こぶしをきかせて、独特の節回しで歌う歌謡曲が、「演歌」ですが、演歌は、もともと、政治の「演説」の代わりに歌われていた歌だといいます。
「演説」とは、「道理、教義、意義などを述べ解く」という意味ですが、この言葉が、よく使われるようになったのは、明治時代に、福沢諭吉が、「スピーチ(speech)」という英語の訳語として、使ってからだといわれています。
演歌=演説歌
明治20年代に、自由民権運動の活動家が、街頭での演説の代わりとして歌い始めたのが、「演説歌(=演歌)」と呼ばれる歌です。

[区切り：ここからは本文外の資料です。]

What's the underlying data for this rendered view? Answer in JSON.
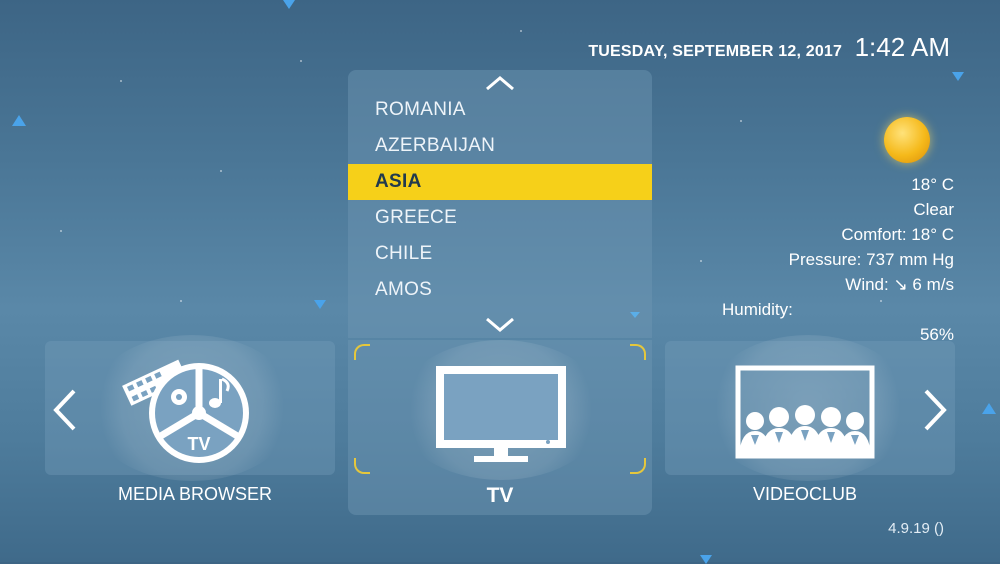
{
  "datetime": {
    "date": "TUESDAY, SEPTEMBER 12, 2017",
    "time": "1:42 AM"
  },
  "dropdown": {
    "items": [
      "ROMANIA",
      "AZERBAIJAN",
      "ASIA",
      "GREECE",
      "CHILE",
      "AMOS"
    ],
    "selected_index": 2,
    "up_icon": "chevron-up-icon",
    "down_icon": "chevron-down-icon"
  },
  "weather": {
    "icon": "sun-icon",
    "temperature": "18° C",
    "condition": "Clear",
    "comfort": "Comfort: 18° C",
    "pressure": "Pressure: 737 mm Hg",
    "wind": "Wind: ↘ 6 m/s",
    "humidity_label": "Humidity:",
    "humidity_value": "56%"
  },
  "tiles": {
    "left": {
      "label": "MEDIA BROWSER",
      "icon": "media-browser-icon",
      "icon_text": "TV"
    },
    "center": {
      "label": "TV",
      "icon": "tv-icon"
    },
    "right": {
      "label": "VIDEOCLUB",
      "icon": "videoclub-icon"
    }
  },
  "nav": {
    "prev_icon": "chevron-left-icon",
    "next_icon": "chevron-right-icon"
  },
  "version": "4.9.19 ()",
  "colors": {
    "highlight": "#f6d019",
    "accent_triangles": "#4aa3ea",
    "focus_corners": "#e5c73c"
  }
}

当時の演歌といえば、軍歌や唱歌のメロディに、五七調の歌詞をつけて歌うというものが、ほとんどだったといいます。
その後、演歌は、風刺的な歌に変わっていき、日露戦争後には、演歌は、「書生」と呼ばれる学生が、アルバイトで歌うことが多くなり、「書生節」とも呼ばれるようになります。
この頃には、演歌を歌うことを生業とする、「演歌士」と呼ばれる人も現れます。
次第に大衆演芸化
当初は、政治的な意味合いが強かった「演歌」ですが、次第に、政治色は薄れて、人情や情緒を歌う「大衆演芸」に変わっていき、「艶歌(えんか)」と呼ばれるようになります。
「艶歌」は、1950年(昭和25年)頃になると、再び、「演歌」と表記されるようになりますが、これは、当時の当用漢字(現在の常用漢字)に、「艶」の字がなかったのが、その理由だといわれています。
今では、「日本の心」を歌う歌として人気がある、歌謡曲の「演歌」の生い立ちが、政治的な意味合いが強い、「演説歌」だったというのは、少し意外です。